After having Gisele (Gal Gadot) die during the airport chase against Owen Shaw (Luke Evans), having Owen’s brother Deckard kill another member of the *family* in revenge for them putting Owen in a coma was a great way to introduce the ultimate villain: a special ops guy who no one had been able to track down and who is now hellbent on destroying Dom Toretto’s crew in Furious 7. The seventh movie in the franchise was not about scoring a job or stealing something, it was now more personal than ever. Dom’s crew wants to kill Shaw to avenge Han, while Shaw wants to destroy the team that hurt his brother. It was simple. It made sense. It should have stopped right there.

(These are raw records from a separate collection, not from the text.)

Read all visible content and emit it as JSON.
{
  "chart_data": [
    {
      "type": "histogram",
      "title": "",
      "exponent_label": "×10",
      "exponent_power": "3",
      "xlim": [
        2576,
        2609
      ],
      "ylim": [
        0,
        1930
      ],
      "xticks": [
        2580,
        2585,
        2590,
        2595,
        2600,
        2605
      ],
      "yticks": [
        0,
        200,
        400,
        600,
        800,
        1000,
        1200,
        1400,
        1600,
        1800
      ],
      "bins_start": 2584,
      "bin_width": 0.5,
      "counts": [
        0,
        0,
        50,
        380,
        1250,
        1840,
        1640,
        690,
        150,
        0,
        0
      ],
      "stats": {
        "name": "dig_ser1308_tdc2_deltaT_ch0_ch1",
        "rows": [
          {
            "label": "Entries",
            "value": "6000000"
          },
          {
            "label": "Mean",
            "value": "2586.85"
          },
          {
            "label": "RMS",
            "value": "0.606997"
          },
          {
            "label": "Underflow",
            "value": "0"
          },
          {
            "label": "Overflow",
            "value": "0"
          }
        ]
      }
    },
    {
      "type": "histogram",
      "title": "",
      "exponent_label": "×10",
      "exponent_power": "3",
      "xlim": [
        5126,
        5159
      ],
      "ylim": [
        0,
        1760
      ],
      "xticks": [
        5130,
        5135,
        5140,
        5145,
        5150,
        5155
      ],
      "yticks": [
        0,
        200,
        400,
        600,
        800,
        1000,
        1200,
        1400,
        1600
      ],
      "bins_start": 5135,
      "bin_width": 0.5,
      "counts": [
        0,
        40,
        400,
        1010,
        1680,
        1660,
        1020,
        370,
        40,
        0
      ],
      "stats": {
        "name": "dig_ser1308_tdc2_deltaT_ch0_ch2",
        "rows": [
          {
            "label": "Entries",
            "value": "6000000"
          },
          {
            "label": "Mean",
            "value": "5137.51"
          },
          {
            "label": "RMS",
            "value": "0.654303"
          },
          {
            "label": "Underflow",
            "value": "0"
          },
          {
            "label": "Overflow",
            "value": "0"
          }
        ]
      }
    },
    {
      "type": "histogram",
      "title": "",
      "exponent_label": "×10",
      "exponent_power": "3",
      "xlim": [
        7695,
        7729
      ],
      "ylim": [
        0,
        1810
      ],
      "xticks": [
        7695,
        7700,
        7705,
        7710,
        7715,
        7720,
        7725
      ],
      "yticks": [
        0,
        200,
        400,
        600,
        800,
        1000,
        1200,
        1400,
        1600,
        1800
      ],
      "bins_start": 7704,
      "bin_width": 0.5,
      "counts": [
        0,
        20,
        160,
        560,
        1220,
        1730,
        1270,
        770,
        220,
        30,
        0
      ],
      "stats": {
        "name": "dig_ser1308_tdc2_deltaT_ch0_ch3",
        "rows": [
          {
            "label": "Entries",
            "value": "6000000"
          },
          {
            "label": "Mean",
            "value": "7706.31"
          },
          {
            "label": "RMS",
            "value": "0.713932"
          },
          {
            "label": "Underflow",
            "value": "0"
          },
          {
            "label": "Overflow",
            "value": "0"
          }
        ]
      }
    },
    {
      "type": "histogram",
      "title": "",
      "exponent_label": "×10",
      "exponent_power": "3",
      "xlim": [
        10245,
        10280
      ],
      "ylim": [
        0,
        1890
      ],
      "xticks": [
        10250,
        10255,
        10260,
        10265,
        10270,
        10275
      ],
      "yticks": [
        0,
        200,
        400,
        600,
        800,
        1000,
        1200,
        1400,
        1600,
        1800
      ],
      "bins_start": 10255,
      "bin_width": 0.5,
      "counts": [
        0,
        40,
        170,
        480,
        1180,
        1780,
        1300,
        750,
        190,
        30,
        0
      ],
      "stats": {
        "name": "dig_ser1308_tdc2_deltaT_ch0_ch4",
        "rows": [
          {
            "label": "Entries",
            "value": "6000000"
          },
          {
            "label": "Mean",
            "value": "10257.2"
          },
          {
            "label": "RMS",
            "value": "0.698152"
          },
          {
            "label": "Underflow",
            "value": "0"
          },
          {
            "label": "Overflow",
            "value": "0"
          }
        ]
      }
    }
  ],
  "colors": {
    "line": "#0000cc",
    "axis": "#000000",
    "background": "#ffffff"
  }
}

And along came Fate of the Furious. If the trailers had fans weary of Shaw’s surprise addition to the cast, then the movie gave them cause to feel betrayed. In this one Shaw takes a very abrupt left-turn towards the light side, as the British ex-operative and murderer is recruited into the team after a prison brawl with Dwayne Johnson’s Luke Hobbs. Shaw begrudgingly agrees to join the team when the movie does its first attempt at retconning Shaw’s past villainy – it turns out both he and his brother Owen were manipulated by the movie’s cyberterrorist Cipher (Charlize Theron), turning the shady parts of his career into frame jobs. No matter, you’d think, Dom and his crew would still never accept him. Except you would be wrong. In a complete change of personality Shaw, who previously had no problem killing Han and sending a bomb to kill Brian and his infant son, now risks his life to save Dom’s baby. This in turn earns Shaw an invitation to the classic Fast & Furious family BBQ at the end of the film, with not a single mention of Han.

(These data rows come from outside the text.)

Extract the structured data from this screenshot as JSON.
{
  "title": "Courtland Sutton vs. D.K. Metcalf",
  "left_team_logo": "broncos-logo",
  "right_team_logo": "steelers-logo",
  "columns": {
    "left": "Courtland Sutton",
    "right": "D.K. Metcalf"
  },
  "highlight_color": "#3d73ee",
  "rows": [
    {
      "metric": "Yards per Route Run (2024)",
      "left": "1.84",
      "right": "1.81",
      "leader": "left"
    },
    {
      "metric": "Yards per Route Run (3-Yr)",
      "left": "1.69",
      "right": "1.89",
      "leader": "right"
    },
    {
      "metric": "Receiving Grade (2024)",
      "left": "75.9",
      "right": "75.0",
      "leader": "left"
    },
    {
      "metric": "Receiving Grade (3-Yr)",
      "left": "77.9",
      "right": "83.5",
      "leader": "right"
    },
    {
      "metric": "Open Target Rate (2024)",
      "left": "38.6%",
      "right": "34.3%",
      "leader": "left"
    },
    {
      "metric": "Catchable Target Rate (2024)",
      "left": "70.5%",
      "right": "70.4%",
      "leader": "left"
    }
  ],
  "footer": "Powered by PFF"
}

The one concept that has endured throughout all the Vin Diesel-led Fast & Furious movies, though bromances, international heists, impossible heists and quarter-mile races. Is family. That concept followed the series’ evolution from gritty yet small-scale movies about street racing into basically superhero movies with cars is thrown out the window in Hobbs & Shaw.
Hobbs & Shaw reunites its titular characters, played by Dwayne Johnson and Jason Statham, for a buddy action-comedy where the two leads can’t stand each other at first but learn to trust each other. That would be fine if it was any other person than the murderer who also put Hobbs in the hospital during Furious 7. Instead, Hobbs & Shaw is so concerned with having its audience like Shaw that it retroactively makes him a bona fide hero. Though the franchise has had characters switch sides before (after all, Brian and Dom started as enemies) it has never changed a character’s personality and background so drastically. In fact, the spinoff rewrites Shaw’s betrayal of his MI6 squad, making it so that Shaw was framed by the movie’s villain, Brixton (Idris Elba).

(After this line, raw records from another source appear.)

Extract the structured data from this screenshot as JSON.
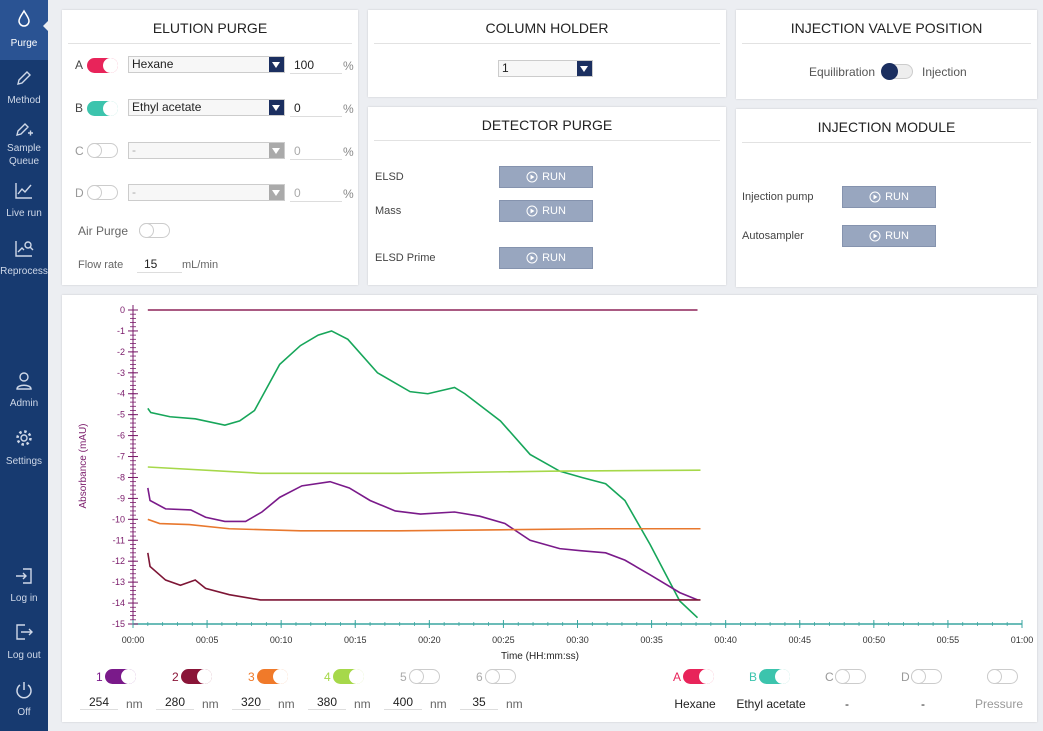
{
  "sidebar": {
    "items": [
      {
        "label": "Purge"
      },
      {
        "label": "Method"
      },
      {
        "label": "Sample Queue"
      },
      {
        "label": "Live run"
      },
      {
        "label": "Reprocess"
      },
      {
        "label": "Admin"
      },
      {
        "label": "Settings"
      },
      {
        "label": "Log in"
      },
      {
        "label": "Log out"
      },
      {
        "label": "Off"
      }
    ]
  },
  "elution_purge": {
    "title": "ELUTION PURGE",
    "rows": [
      {
        "letter": "A",
        "solvent": "Hexane",
        "value": 100,
        "unit": "%"
      },
      {
        "letter": "B",
        "solvent": "Ethyl acetate",
        "value": 0,
        "unit": "%"
      },
      {
        "letter": "C",
        "solvent": "-",
        "value": 0,
        "unit": "%"
      },
      {
        "letter": "D",
        "solvent": "-",
        "value": 0,
        "unit": "%"
      }
    ],
    "air_purge": "Air Purge",
    "flow_rate": {
      "label": "Flow rate",
      "value": 15,
      "unit": "mL/min"
    }
  },
  "column_holder": {
    "title": "COLUMN HOLDER",
    "value": 1
  },
  "detector_purge": {
    "title": "DETECTOR PURGE",
    "rows": [
      {
        "label": "ELSD",
        "button": "RUN"
      },
      {
        "label": "Mass",
        "button": "RUN"
      },
      {
        "label": "ELSD Prime",
        "button": "RUN"
      }
    ]
  },
  "injection_valve": {
    "title": "INJECTION VALVE POSITION",
    "left": "Equilibration",
    "right": "Injection"
  },
  "injection_module": {
    "title": "INJECTION MODULE",
    "rows": [
      {
        "label": "Injection pump",
        "button": "RUN"
      },
      {
        "label": "Autosampler",
        "button": "RUN"
      }
    ]
  },
  "chart": {
    "type": "line",
    "x_label": "Time (HH:mm:ss)",
    "y_label": "Absorbance (mAU)",
    "xlim": [
      0,
      60
    ],
    "ylim": [
      -15,
      0
    ],
    "xticks": [
      {
        "value": 0,
        "label": "00:00"
      },
      {
        "value": 5,
        "label": "00:05"
      },
      {
        "value": 10,
        "label": "00:10"
      },
      {
        "value": 15,
        "label": "00:15"
      },
      {
        "value": 20,
        "label": "00:20"
      },
      {
        "value": 25,
        "label": "00:25"
      },
      {
        "value": 30,
        "label": "00:30"
      },
      {
        "value": 35,
        "label": "00:35"
      },
      {
        "value": 40,
        "label": "00:40"
      },
      {
        "value": 45,
        "label": "00:45"
      },
      {
        "value": 50,
        "label": "00:50"
      },
      {
        "value": 55,
        "label": "00:55"
      },
      {
        "value": 60,
        "label": "01:00"
      }
    ],
    "yticks": [
      0,
      -1,
      -2,
      -3,
      -4,
      -5,
      -6,
      -7,
      -8,
      -9,
      -10,
      -11,
      -12,
      -13,
      -14,
      -15
    ],
    "series": [
      {
        "color": "#8e2458",
        "x": [
          1.0,
          38.1
        ],
        "values": [
          0,
          0
        ]
      },
      {
        "color": "#17a65a",
        "x": [
          1.0,
          1.2,
          2.5,
          4.2,
          6.2,
          7.2,
          8.2,
          9.9,
          11.3,
          12.5,
          13.4,
          14.5,
          16.5,
          18.7,
          19.9,
          21.7,
          22.4,
          24.8,
          26.8,
          28.8,
          30.3,
          31.9,
          33.2,
          34.9,
          36.9,
          38.1
        ],
        "values": [
          -4.7,
          -4.9,
          -5.1,
          -5.2,
          -5.5,
          -5.3,
          -4.8,
          -2.6,
          -1.7,
          -1.2,
          -1.0,
          -1.4,
          -3.0,
          -3.9,
          -4.0,
          -3.7,
          -4.0,
          -5.3,
          -6.9,
          -7.7,
          -8.0,
          -8.3,
          -9.1,
          -11.2,
          -13.9,
          -14.7
        ]
      },
      {
        "color": "#a6d84a",
        "x": [
          1.0,
          8.6,
          18.0,
          28.1,
          38.3
        ],
        "values": [
          -7.5,
          -7.8,
          -7.8,
          -7.7,
          -7.65
        ]
      },
      {
        "color": "#7a1a8a",
        "x": [
          1.0,
          1.15,
          2.2,
          3.9,
          4.9,
          6.2,
          7.6,
          8.7,
          9.9,
          11.4,
          13.3,
          14.6,
          16.0,
          17.7,
          19.4,
          21.7,
          23.4,
          25.1,
          26.8,
          28.8,
          30.2,
          31.9,
          33.2,
          34.9,
          36.9,
          38.1
        ],
        "values": [
          -8.5,
          -9.1,
          -9.5,
          -9.55,
          -9.9,
          -10.1,
          -10.1,
          -9.65,
          -8.95,
          -8.4,
          -8.2,
          -8.5,
          -9.1,
          -9.6,
          -9.75,
          -9.65,
          -9.85,
          -10.2,
          -11.0,
          -11.4,
          -11.5,
          -11.6,
          -11.95,
          -12.65,
          -13.5,
          -13.85
        ]
      },
      {
        "color": "#e8782e",
        "x": [
          1.0,
          1.8,
          3.8,
          6.5,
          11.3,
          18.0,
          24.8,
          31.5,
          38.3
        ],
        "values": [
          -10.0,
          -10.2,
          -10.25,
          -10.45,
          -10.55,
          -10.55,
          -10.5,
          -10.45,
          -10.45
        ]
      },
      {
        "color": "#7d1535",
        "x": [
          1.0,
          1.15,
          2.2,
          3.2,
          4.2,
          4.9,
          6.5,
          8.6,
          18.0,
          28.1,
          38.3
        ],
        "values": [
          -11.6,
          -12.25,
          -12.9,
          -13.15,
          -12.9,
          -13.3,
          -13.6,
          -13.85,
          -13.85,
          -13.85,
          -13.85
        ]
      }
    ]
  },
  "legend": {
    "channels": [
      {
        "id": "1",
        "wavelength": 254,
        "unit": "nm",
        "color": "#7a1a8a",
        "on": true
      },
      {
        "id": "2",
        "wavelength": 280,
        "unit": "nm",
        "color": "#8a1538",
        "on": true
      },
      {
        "id": "3",
        "wavelength": 320,
        "unit": "nm",
        "color": "#f07a2a",
        "on": true
      },
      {
        "id": "4",
        "wavelength": 380,
        "unit": "nm",
        "color": "#a6d84a",
        "on": true
      },
      {
        "id": "5",
        "wavelength": 400,
        "unit": "nm",
        "color": "#aaaaaa",
        "on": false
      },
      {
        "id": "6",
        "wavelength": 35,
        "unit": "nm",
        "color": "#aaaaaa",
        "on": false
      }
    ],
    "pumps": [
      {
        "letter": "A",
        "solvent": "Hexane"
      },
      {
        "letter": "B",
        "solvent": "Ethyl acetate"
      },
      {
        "letter": "C",
        "solvent": "-"
      },
      {
        "letter": "D",
        "solvent": "-"
      }
    ],
    "pressure": "Pressure"
  }
}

In an interview with the LA Times, writer Chris Morgan acknowledged that a line in the movie where Shaw says, “There’s things I’ve done that I have to make amends for,” was referring to Han saying he feels remorse – something that doesn’t come across in his performance at all. Statham even refers to his character as “noble” in that same interview, and it feels like the franchise considers him to be quite a noble man despite killing Han and the dozens of hospital workers taking care of his brother Owen in Furious 7.
Whether the next movies will address the controversy or not is anyone’s guess. The Fast & Furious continuity used to be notoriously detailed, but in the case of Hobbs & Shaw it is better not knowing anything about the characters or why we should care about them. After all, this movie doesn’t seem to care either.